GSK and other companies run something similar. They actively attempt to over-ride the legal systems of the United States and other countries with claims that unless findings are demonstrated in controlled trials to a statistically significant extent that they simply aren’t happening.
The US Federal Judicial Manual states that convincing evidence of challenge, dechallenge and rechallenge is the way to demonstrate that a drug has caused an adverse event. No place here for statistical significance.
With a flourish worthy of the best Jesuits, internally GSK and other companies apply exactly the approach advocated by the Federal Judicial Manual when assessing whether Paxil has caused a birth defect or suicide, but even after deciding in private their drug is guilty, in public they insist there is no absolutely no evidence that their drug has caused a problem.
This can even leave GSK personnel stating in public that they are not aware of a single side effect that is caused by Paxil or likely any of their drugs. See Burn in Hell.
The US Supreme Court has weighed in on this question and decided that GSK’s model is wrong. People have a right to make up their own minds as to what an adverse event profile means. The only people who have this right at the moment though are investors. Patients and doctors have no rights – at least not established.
Church of GSKology
GSK have applied to be treated as engaged in Science. They say that what they do has all the features of Science – clinical trials, peer reviewed publications.
Ideally the Courts would decide that rather than being a Science they are a Church – they operate a system that requires belief without evidence. There is less doubt that their publications are ghost-written than the Bible is.
While they have people with great public relations skills like James Shannon who say all the right things in public, like the Catholic Church GSK appear to operate an Opus Dei like arm which enables them to place their people close to heart of Britain’s regulator the MHRA and other bodies. They are close to being the Established Church in England.

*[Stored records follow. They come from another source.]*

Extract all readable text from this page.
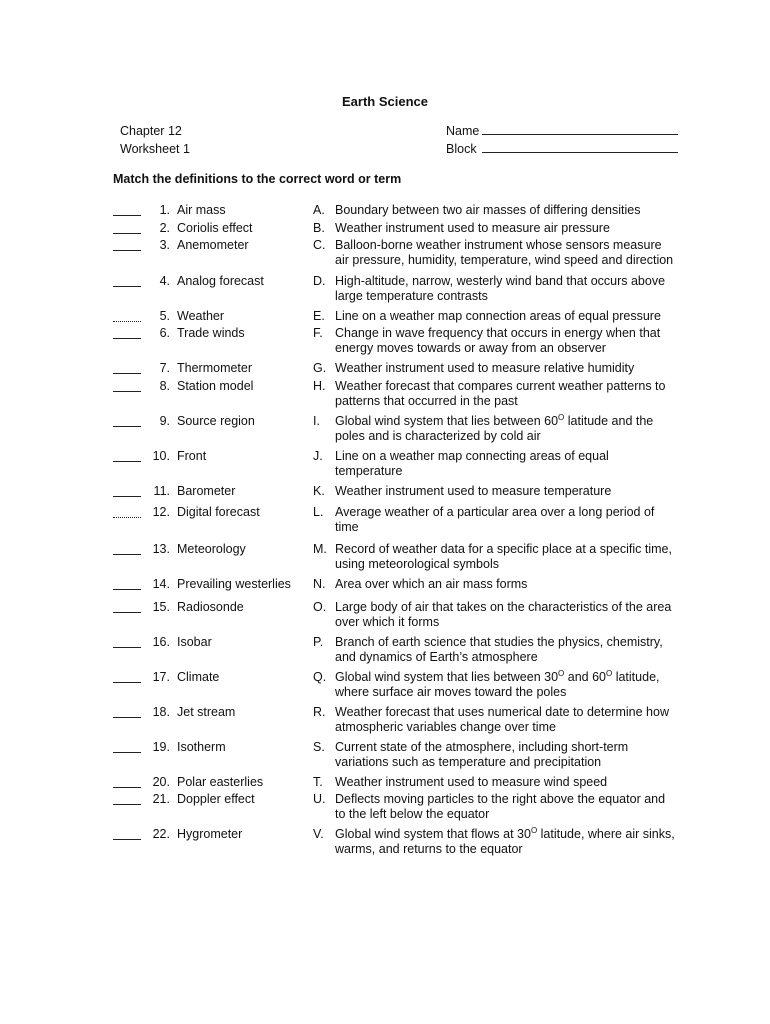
Earth Science
Chapter 12
Worksheet 1
Name
Block
Match the definitions to the correct word or term
1. Air mass	A. Boundary between two air masses of differing densities
2. Coriolis effect	B. Weather instrument used to measure air pressure
3. Anemometer	C. Balloon-borne weather instrument whose sensors measure
air pressure, humidity, temperature, wind speed and direction
4. Analog forecast	D. High-altitude, narrow, westerly wind band that occurs above
large temperature contrasts
5. Weather	E. Line on a weather map connection areas of equal pressure
6. Trade winds	F. Change in wave frequency that occurs in energy when that
energy moves towards or away from an observer
7. Thermometer	G. Weather instrument used to measure relative humidity
8. Station model	H. Weather forecast that compares current weather patterns to
patterns that occurred in the past
9. Source region	I. Global wind system that lies between $60^O$ latitude and the
poles and is characterized by cold air
10. Front	J. Line on a weather map connecting areas of equal
temperature
11. Barometer	K. Weather instrument used to measure temperature
12. Digital forecast	L. Average weather of a particular area over a long period of
time
13. Meteorology	M. Record of weather data for a specific place at a specific time,
using meteorological symbols
14. Prevailing westerlies N. Area over which an air mass forms
15. Radiosonde	O. Large body of air that takes on the characteristics of the area
over which it forms
16. Isobar	P. Branch of earth science that studies the physics, chemistry,
and dynamics of Earth’s atmosphere
17. Climate	Q. Global wind system that lies between $30^O$ and $60^O$ latitude,
where surface air moves toward the poles
18. Jet stream	R. Weather forecast that uses numerical date to determine how
atmospheric variables change over time
19. Isotherm	S. Current state of the atmosphere, including short-term
variations such as temperature and precipitation
20. Polar easterlies	T. Weather instrument used to measure wind speed
21. Doppler effect	U. Deflects moving particles to the right above the equator and
to the left below the equator
22. Hygrometer	V. Global wind system that flows at $30^O$ latitude, where air sinks,
warms, and returns to the equator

In the face of abuse, GSK make a big deal about apparent reform but the Rev Whitt described the mechanism GSK have put in place perfectly: “Access to these files will be within my control, and limited only to what is necessary for a Responsible research proposal.”
Waiting for a Frances?
When it comes to reform it seems Andrew is a Ben not a Frankie.
We need some Martin Sixsmith or Dan Brown to write a book and make a movie on the lines of The Lost Child of Philomena Lee.
Don’t hold your breath. GSK are a lot scarier than the Catholic Church.